Aims: Proliferation of vascular smooth muscle cells (VSMCs) is a hallmark of pulmonary hypertension (PH). Proliferative cells utilize purine bases from the de novo purine synthesis (DNPS) pathways for nucleotide synthesis, however, it is unclear whether DNPS plays a critical role in VSMC proliferation during development of PH. The last two steps of DNPS are catalyzed by the enzyme 5-aminoimidazole-4-carboxamide ribonucleotide formyltransferase/inosine monophosphate cyclohydrolase (ATIC).
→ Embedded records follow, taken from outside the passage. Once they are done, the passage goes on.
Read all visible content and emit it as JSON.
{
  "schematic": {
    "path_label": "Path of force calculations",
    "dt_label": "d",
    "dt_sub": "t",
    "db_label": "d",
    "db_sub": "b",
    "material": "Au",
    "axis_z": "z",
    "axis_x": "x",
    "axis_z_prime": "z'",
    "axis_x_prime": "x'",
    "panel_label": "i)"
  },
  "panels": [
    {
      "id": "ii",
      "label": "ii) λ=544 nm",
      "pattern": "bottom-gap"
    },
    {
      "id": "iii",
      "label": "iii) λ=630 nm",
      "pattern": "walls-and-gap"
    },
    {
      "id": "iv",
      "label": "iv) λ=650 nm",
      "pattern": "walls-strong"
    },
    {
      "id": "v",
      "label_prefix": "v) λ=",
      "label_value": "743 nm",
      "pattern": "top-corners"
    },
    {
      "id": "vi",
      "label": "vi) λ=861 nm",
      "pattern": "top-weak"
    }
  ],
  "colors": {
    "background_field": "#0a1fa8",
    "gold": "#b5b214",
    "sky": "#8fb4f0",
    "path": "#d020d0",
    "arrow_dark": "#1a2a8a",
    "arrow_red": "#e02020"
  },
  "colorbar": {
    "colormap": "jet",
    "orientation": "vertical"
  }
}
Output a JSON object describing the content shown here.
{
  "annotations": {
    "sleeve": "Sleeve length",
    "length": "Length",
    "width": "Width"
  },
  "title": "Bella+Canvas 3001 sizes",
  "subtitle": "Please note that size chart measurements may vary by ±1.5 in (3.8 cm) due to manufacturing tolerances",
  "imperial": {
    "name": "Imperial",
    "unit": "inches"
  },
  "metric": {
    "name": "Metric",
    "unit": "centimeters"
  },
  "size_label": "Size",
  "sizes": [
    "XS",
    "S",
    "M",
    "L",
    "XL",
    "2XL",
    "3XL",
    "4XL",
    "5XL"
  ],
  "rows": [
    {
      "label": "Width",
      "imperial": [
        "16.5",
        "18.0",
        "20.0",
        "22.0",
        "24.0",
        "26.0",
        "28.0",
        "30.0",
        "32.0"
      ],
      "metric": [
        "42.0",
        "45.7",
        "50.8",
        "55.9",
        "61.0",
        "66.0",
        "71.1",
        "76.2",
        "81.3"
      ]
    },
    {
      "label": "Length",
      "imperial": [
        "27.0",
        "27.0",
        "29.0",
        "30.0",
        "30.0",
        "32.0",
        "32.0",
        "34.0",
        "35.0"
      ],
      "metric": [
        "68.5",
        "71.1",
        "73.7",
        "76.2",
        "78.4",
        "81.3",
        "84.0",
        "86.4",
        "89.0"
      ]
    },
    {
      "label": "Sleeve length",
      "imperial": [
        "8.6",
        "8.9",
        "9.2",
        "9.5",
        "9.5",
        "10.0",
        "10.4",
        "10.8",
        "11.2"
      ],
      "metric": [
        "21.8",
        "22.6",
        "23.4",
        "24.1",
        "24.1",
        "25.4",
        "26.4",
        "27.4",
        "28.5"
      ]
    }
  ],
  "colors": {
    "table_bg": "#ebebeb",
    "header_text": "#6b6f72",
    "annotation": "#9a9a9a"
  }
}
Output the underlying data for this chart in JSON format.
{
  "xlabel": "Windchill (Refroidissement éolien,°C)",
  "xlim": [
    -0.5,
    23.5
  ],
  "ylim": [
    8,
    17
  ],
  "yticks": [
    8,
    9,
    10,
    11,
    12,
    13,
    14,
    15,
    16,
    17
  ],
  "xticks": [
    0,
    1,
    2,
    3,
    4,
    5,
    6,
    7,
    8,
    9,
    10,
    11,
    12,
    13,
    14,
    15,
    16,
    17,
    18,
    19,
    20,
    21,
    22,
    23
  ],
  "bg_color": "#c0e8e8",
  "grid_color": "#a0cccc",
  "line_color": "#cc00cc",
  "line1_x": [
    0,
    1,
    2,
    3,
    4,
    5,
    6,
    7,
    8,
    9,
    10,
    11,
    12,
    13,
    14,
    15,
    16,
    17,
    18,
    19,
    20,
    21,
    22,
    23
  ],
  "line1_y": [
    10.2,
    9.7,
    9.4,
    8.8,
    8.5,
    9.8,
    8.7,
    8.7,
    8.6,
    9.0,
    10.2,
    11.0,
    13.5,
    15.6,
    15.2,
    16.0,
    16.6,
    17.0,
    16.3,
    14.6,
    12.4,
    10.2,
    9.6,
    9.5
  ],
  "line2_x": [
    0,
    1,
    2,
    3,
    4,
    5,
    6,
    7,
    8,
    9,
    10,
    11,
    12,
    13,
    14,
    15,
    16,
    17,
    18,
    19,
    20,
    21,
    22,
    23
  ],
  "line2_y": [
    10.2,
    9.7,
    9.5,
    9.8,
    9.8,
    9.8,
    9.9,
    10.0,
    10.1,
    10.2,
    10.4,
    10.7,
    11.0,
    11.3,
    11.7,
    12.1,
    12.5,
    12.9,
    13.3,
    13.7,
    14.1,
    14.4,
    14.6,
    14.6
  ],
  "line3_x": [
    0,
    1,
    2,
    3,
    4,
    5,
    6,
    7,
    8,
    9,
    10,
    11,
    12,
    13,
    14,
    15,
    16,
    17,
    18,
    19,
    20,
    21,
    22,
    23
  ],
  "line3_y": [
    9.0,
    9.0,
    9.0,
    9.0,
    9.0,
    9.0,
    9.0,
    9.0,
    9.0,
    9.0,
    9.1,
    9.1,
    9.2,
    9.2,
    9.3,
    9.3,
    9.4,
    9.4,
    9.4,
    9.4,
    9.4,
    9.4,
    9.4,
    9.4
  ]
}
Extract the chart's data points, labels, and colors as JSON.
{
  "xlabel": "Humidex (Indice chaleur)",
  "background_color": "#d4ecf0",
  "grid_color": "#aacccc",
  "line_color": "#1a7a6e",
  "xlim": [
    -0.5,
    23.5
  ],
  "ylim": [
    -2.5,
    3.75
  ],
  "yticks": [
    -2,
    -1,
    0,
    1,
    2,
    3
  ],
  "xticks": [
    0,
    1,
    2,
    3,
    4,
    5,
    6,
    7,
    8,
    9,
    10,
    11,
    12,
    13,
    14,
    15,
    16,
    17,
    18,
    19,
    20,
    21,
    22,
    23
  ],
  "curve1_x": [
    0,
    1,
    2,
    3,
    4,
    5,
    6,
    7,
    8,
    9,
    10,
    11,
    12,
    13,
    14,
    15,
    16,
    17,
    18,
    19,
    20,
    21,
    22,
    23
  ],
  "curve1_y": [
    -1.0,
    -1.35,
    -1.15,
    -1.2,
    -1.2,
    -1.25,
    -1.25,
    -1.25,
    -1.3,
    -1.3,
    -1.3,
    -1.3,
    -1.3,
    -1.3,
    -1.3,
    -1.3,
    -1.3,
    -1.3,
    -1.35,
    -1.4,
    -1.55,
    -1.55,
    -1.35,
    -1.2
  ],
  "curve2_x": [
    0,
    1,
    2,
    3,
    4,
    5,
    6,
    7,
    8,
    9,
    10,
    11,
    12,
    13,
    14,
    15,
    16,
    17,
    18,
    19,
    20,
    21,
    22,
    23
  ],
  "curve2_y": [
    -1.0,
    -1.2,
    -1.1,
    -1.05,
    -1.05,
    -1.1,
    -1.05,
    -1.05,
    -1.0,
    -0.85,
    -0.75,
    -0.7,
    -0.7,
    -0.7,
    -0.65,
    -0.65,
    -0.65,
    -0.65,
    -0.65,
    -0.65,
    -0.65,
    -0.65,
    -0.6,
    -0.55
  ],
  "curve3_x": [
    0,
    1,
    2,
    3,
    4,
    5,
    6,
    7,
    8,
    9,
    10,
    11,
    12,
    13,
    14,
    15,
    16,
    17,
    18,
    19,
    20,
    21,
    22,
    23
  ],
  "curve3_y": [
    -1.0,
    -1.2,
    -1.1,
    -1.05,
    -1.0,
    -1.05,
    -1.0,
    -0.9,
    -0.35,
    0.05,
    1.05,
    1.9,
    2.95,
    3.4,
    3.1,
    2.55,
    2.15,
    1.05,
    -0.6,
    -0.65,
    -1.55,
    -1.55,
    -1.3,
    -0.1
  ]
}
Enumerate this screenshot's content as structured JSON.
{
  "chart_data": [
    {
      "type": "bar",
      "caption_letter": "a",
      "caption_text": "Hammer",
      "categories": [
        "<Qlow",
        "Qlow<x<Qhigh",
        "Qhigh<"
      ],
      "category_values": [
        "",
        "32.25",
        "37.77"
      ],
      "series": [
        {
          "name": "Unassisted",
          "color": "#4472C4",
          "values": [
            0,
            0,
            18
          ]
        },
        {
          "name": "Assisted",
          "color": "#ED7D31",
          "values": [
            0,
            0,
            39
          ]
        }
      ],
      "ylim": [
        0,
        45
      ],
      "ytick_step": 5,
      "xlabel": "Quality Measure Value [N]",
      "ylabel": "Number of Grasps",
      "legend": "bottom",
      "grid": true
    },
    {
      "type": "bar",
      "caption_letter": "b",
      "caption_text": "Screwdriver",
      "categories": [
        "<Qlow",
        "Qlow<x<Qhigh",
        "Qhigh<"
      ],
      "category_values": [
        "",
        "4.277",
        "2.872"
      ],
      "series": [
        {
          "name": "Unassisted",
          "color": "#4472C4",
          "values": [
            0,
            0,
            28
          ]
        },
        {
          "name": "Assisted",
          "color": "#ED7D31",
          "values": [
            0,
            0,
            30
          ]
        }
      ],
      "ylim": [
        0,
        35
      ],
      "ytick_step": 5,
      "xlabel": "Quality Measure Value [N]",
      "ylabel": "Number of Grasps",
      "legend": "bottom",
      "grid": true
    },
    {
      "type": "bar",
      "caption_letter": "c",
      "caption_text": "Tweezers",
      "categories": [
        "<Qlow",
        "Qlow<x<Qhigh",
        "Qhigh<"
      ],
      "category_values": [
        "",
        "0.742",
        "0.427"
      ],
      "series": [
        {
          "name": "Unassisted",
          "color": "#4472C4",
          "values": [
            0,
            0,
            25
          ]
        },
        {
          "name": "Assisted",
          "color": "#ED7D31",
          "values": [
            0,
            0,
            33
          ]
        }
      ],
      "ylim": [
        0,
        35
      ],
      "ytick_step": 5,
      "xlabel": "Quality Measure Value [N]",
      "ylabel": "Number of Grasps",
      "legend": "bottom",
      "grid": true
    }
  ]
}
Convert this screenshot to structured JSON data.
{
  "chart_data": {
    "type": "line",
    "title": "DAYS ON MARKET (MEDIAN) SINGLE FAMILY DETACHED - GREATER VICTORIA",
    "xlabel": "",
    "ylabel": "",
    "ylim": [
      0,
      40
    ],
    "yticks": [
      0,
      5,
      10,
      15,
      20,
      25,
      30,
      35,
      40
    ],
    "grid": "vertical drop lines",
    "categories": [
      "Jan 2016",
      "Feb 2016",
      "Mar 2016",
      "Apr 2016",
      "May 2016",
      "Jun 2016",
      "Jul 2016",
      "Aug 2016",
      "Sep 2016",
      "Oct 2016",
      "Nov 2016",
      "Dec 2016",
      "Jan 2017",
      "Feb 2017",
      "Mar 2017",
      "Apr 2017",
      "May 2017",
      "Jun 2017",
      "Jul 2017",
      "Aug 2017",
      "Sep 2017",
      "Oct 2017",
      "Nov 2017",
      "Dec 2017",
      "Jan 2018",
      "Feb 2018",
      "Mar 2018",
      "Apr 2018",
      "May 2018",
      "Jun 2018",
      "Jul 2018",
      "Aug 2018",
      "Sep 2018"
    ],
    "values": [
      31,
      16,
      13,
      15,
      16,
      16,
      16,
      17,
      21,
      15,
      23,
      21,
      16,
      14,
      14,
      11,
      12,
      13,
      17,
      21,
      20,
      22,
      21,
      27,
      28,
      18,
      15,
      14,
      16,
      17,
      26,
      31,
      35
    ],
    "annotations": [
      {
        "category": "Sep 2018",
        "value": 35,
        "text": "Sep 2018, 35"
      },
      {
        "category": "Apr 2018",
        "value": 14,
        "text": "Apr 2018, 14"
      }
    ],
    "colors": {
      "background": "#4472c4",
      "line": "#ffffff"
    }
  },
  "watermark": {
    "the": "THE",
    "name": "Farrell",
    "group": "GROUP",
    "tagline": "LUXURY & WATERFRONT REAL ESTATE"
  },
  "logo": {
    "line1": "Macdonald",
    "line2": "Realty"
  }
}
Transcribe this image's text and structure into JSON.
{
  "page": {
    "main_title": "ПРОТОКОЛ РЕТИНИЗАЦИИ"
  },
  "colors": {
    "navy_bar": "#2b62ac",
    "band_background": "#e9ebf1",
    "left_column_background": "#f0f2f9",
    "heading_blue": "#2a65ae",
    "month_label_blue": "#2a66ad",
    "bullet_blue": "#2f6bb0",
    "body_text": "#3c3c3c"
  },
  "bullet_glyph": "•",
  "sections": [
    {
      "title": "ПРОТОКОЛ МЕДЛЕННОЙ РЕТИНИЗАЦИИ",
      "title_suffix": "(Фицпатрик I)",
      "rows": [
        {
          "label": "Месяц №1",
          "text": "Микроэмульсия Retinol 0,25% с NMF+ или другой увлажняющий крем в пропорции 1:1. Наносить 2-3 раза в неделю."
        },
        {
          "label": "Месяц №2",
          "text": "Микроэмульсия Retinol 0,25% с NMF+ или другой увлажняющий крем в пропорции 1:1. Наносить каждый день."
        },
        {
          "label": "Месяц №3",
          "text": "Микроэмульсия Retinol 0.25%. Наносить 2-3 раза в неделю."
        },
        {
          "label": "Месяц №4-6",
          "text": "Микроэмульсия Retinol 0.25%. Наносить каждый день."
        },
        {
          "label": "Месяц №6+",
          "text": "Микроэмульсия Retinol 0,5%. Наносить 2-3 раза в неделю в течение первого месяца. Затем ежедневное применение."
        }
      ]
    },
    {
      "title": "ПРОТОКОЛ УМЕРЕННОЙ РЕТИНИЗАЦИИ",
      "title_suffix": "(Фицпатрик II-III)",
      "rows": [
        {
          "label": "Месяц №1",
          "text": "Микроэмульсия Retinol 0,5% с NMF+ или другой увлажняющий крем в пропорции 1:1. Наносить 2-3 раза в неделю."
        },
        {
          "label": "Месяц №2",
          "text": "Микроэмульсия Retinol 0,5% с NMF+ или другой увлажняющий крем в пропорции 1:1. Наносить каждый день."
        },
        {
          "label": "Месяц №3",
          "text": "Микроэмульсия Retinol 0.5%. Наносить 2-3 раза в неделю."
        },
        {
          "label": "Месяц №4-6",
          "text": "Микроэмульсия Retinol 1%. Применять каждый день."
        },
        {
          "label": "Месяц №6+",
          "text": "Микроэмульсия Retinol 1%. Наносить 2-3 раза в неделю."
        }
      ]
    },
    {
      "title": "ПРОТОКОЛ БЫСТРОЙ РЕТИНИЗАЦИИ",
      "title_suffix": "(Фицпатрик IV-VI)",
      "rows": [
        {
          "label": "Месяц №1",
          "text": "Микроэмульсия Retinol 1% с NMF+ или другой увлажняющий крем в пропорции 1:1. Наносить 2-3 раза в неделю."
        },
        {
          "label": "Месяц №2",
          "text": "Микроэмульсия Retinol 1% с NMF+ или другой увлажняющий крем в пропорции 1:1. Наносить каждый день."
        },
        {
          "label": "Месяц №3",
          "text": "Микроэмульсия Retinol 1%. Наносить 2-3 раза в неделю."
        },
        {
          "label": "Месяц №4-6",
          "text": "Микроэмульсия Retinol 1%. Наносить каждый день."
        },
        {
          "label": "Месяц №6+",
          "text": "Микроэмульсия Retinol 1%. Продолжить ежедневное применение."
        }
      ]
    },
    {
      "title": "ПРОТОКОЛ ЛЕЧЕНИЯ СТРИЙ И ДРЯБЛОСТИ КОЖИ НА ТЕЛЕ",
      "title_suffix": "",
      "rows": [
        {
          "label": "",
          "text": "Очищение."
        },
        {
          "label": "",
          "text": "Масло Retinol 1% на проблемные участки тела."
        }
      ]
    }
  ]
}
We investigated whether ATIC-driven DNPS affects the proliferation of pulmonary artery smooth muscle cells (PASMCs) and the development of PH. Methods and Results: Metabolites of DNPS in proliferative PASMCs were measured by liquid chromatography-tandem mass spectrometry (LC-MS/MS). ATIC mRNA and protein expression was assessed in platelet-derived growth factor (PDGF)-treated PASMCs and in the lungs of PH rodents and patients with pulmonary artery hypertension (PAH). Mice with global and VSMC-specific knockout of Atic were utilized to investigate the role of ATIC in hypoxia-induced PH. ATIC-mediated DNPS at the mRNA, protein and enzymatic activity levels were increased in PDGF-treated PASMCs or PASMCs from PH rodents and patients with PAH. In cultured PASMCs, ATIC knockdown decreased DNPB, nucleic acid DNA/RNA synthesis and reduced cell proliferation. Global or VSMC-specific knockout of Atic attenuated vascular remodeling and inhibited the development and progression of hypoxia-induced PH in mice. Conclusion: Targeting ATIC-mediated DNPS compromises the availability of purine nucleotides for incorporation into DNA/RNA, reducing PASMC proliferation and pulmonary vascular remodeling and ameliorating the development and progression of PH.